Die Zugabe einer kleinen Menge ihres Graphenprodukts PureGRAPH® AQUA (nur 0,01 % der gesamten Betonmischung) zum Beton verbessert die Zug- und Druckfestigkeit. Außerdem wird das Gewicht reduziert und die Gefahr von Rissen verringert. In meinem Gespräch mit dem Unternehmen erklärten sie, wie diese Verbesserungen zustande kommen:
„…Graphen ist eine nanoskalige Verstärkung – wie ein Stahlverstärkungsstab, aber auf atomarer Ebene. Das Graphen kann das Zementgel durchdringen und die Entstehung von Rissen im Nanomaßstab verhindern…“ – First Graphene
Laut einer Fallstudie des Unternehmens erhöht PureGRAPH bei Tests nach internationalen Standardmethoden die Druckfestigkeit von Beton um 34 % und die Zugfestigkeit um 27 %. Darüber hinaus verlängert es die Lebensdauer von Stahlbetonkonstruktionen, da es Korrosion vermeidet und zudem die Klinkerbildung um 20 % reduziert.
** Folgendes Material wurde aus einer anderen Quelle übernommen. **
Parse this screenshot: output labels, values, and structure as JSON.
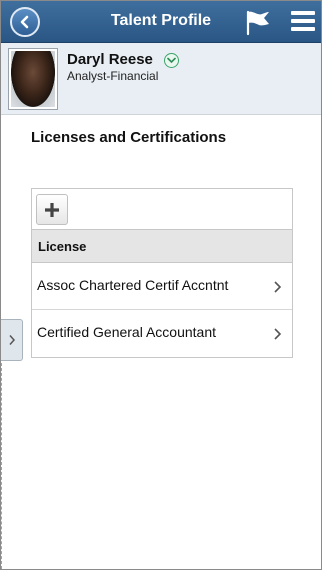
{
  "header": {
    "title": "Talent Profile",
    "back_icon": "back-arrow-icon",
    "flag_icon": "flag-icon",
    "menu_icon": "hamburger-menu-icon",
    "background_color": "#2f5d8c"
  },
  "employee": {
    "name": "Daryl Reese",
    "role": "Analyst-Financial",
    "details_icon": "chevron-down-circle-icon"
  },
  "section": {
    "title": "Licenses and Certifications"
  },
  "grid": {
    "add_icon": "plus-icon",
    "column_header": "License",
    "rows": [
      {
        "label": "Assoc Chartered Certif Accntnt"
      },
      {
        "label": "Certified General Accountant"
      }
    ]
  },
  "side_panel": {
    "toggle_icon": "chevron-right-icon"
  }
}
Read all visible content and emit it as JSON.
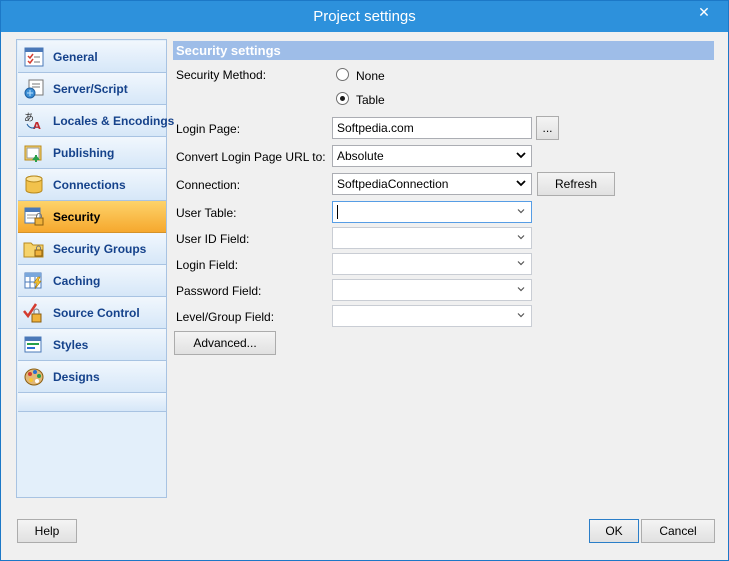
{
  "window": {
    "title": "Project settings",
    "close_symbol": "✕"
  },
  "sidebar": {
    "items": [
      {
        "label": "General",
        "icon": "general-icon"
      },
      {
        "label": "Server/Script",
        "icon": "server-script-icon"
      },
      {
        "label": "Locales & Encodings",
        "icon": "locales-icon"
      },
      {
        "label": "Publishing",
        "icon": "publishing-icon"
      },
      {
        "label": "Connections",
        "icon": "connections-icon"
      },
      {
        "label": "Security",
        "icon": "security-icon",
        "selected": true
      },
      {
        "label": "Security Groups",
        "icon": "security-groups-icon"
      },
      {
        "label": "Caching",
        "icon": "caching-icon"
      },
      {
        "label": "Source Control",
        "icon": "source-control-icon"
      },
      {
        "label": "Styles",
        "icon": "styles-icon"
      },
      {
        "label": "Designs",
        "icon": "designs-icon"
      }
    ]
  },
  "security": {
    "header": "Security settings",
    "method_label": "Security Method:",
    "method_options": [
      "None",
      "Table"
    ],
    "method_selected": "Table",
    "login_page_label": "Login Page:",
    "login_page_value": "Softpedia.com",
    "browse_label": "...",
    "convert_label": "Convert Login Page URL to:",
    "convert_value": "Absolute",
    "connection_label": "Connection:",
    "connection_value": "SoftpediaConnection",
    "refresh_label": "Refresh",
    "user_table_label": "User Table:",
    "user_table_value": "",
    "user_id_label": "User ID Field:",
    "user_id_value": "",
    "login_field_label": "Login Field:",
    "login_field_value": "",
    "password_label": "Password Field:",
    "password_value": "",
    "level_label": "Level/Group Field:",
    "level_value": "",
    "advanced_label": "Advanced..."
  },
  "footer": {
    "help_label": "Help",
    "ok_label": "OK",
    "cancel_label": "Cancel"
  },
  "colors": {
    "title_bar": "#2d91dc",
    "selected_item": "#f8b63c",
    "section_header": "#9ebde8"
  }
}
Hier kommt die CO2-Reduzierung ins Spiel, da sie beim Klinker hilft. Der CO2-Ausstoß kann um 18–20 % reduziert werden. Wenn die kommerziellen Anwendungen dieses mechanischen Wunderwerks mit der Zeit reifen, werden wir hoffentlich eine große Veränderung zum Besseren erleben.Graphene - where is our promised wonder material?